NewsLocal News


Leon County Schools, FAMU offer help to underperforming students

New education plan identifies and helps struggling students
Posted at 6:54 PM, Dec 10, 2020
and last updated 2020-12-10 19:05:43-05

TALLAHASSEE, Fla. (WTXL) — Under Florida Gov. Ron DeSantis' latest education-related executive order, schools are now being asked to step in when students' grades start to slip.

The School Intervention Plan will identify and help students who are struggling, especially students who are doing worse in school during the pandemic.

"So a student that may have been an 'A' student who suddenly is a 'C' or 'D' student, that's not making adequate progress for that student," said Leon County Schools Director of Elementary Schools Sue Kraul. "We're really trying to focus on individual students and how they're performing based on their potential."

Kraul says future parents will receive a written letter inviting the student to return to brick and mortar schools for in-person learning, but the decision is ultimately up to the parents.

Before it gets to that point, Leon County Schools is offering more tutoring, including virtual options.

There is also a team focused on identifying how to help each student. Kraul said they're also addressing other factors.
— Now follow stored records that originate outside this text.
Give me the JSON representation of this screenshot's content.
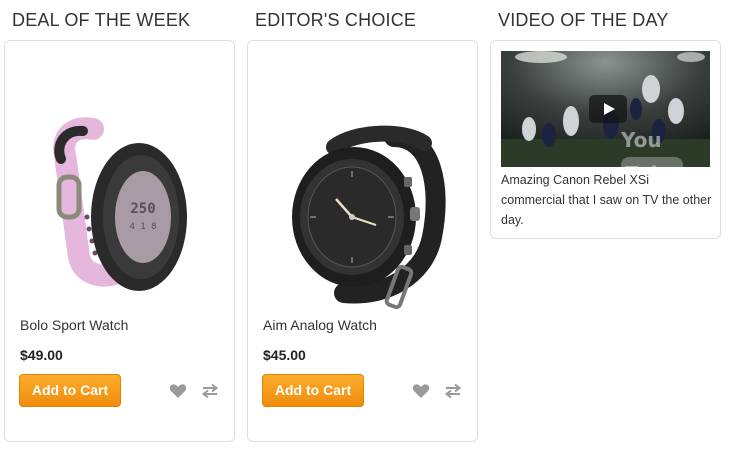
{
  "sections": {
    "deal": {
      "title": "DEAL OF THE WEEK"
    },
    "editor": {
      "title": "EDITOR'S CHOICE"
    },
    "video": {
      "title": "VIDEO OF THE DAY"
    }
  },
  "products": [
    {
      "name": "Bolo Sport Watch",
      "price": "$49.00",
      "add_to_cart": "Add to Cart",
      "strap_color": "#e5b7dd"
    },
    {
      "name": "Aim Analog Watch",
      "price": "$45.00",
      "add_to_cart": "Add to Cart",
      "strap_color": "#2a2a2a"
    }
  ],
  "video": {
    "description": "Amazing Canon Rebel XSi commercial that I saw on TV the other day.",
    "logo_you": "You",
    "logo_tube": "Tube"
  },
  "colors": {
    "accent": "#f7a11f",
    "icon_gray": "#9a9a9a",
    "border": "#dedede"
  },
  "icons": {
    "wishlist": "heart-icon",
    "compare": "compare-arrows-icon",
    "play": "play-icon"
  }
}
"We have increased our mental health services. We're doing trainings not only for school-based but parents as well," said Kraul.

The Florida A&M University College of Education is also stepping up, with a newly formed partnership with LCS that allows students who need extra help to get it directly from FAMU students.
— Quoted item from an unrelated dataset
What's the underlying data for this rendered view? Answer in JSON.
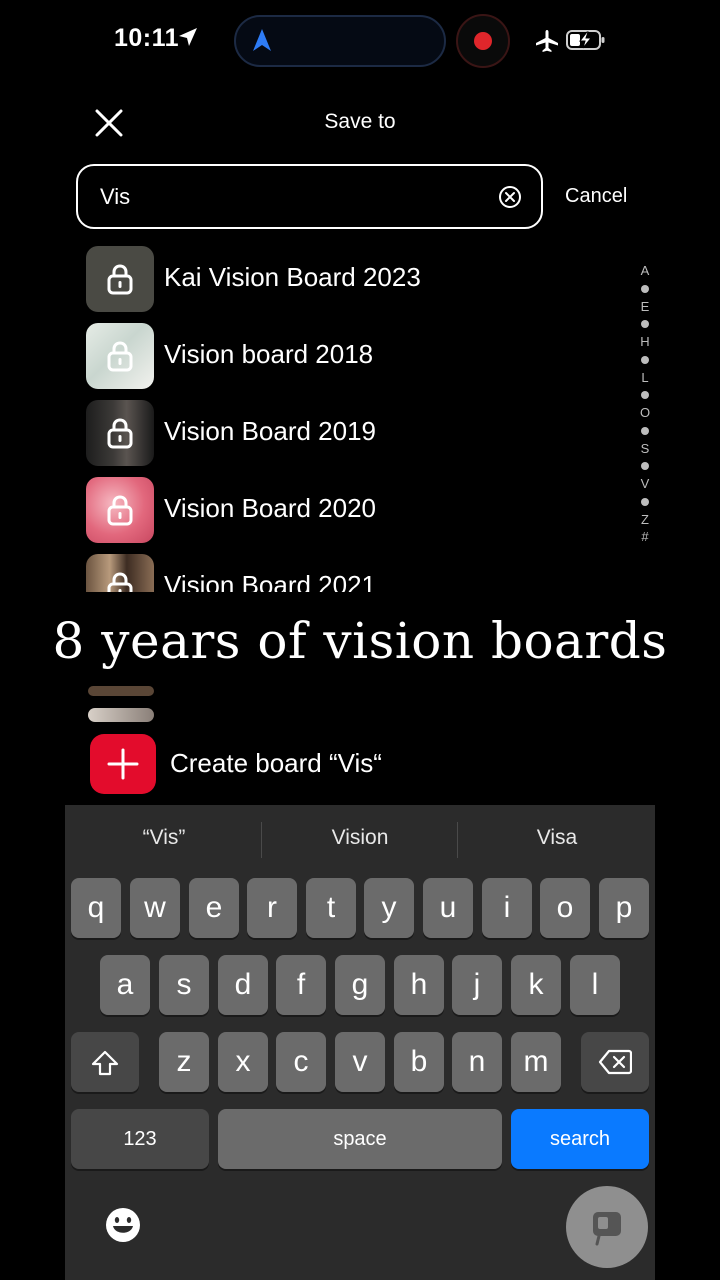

"They're the students slipping through the cracks. At this point, we have at FAMU done some mitigating," said FAMU College of Education professor Rebecca Blankenship. "With our English language learning students through virtual tutoring that our students do with them.

Professor Blankenship said students living in low-income communities and those who are learning English as a second language are struggling the most.

"These are the creative solution we're working on to make sure all of our students, no matter their socio-economic status, their linguistic status, residential, are meeting the needs of as many children as we can at this time," said Blankenship.

Leon County Schools will have to submit its Student Intervention Plan to the Department of Health by Dec. 15.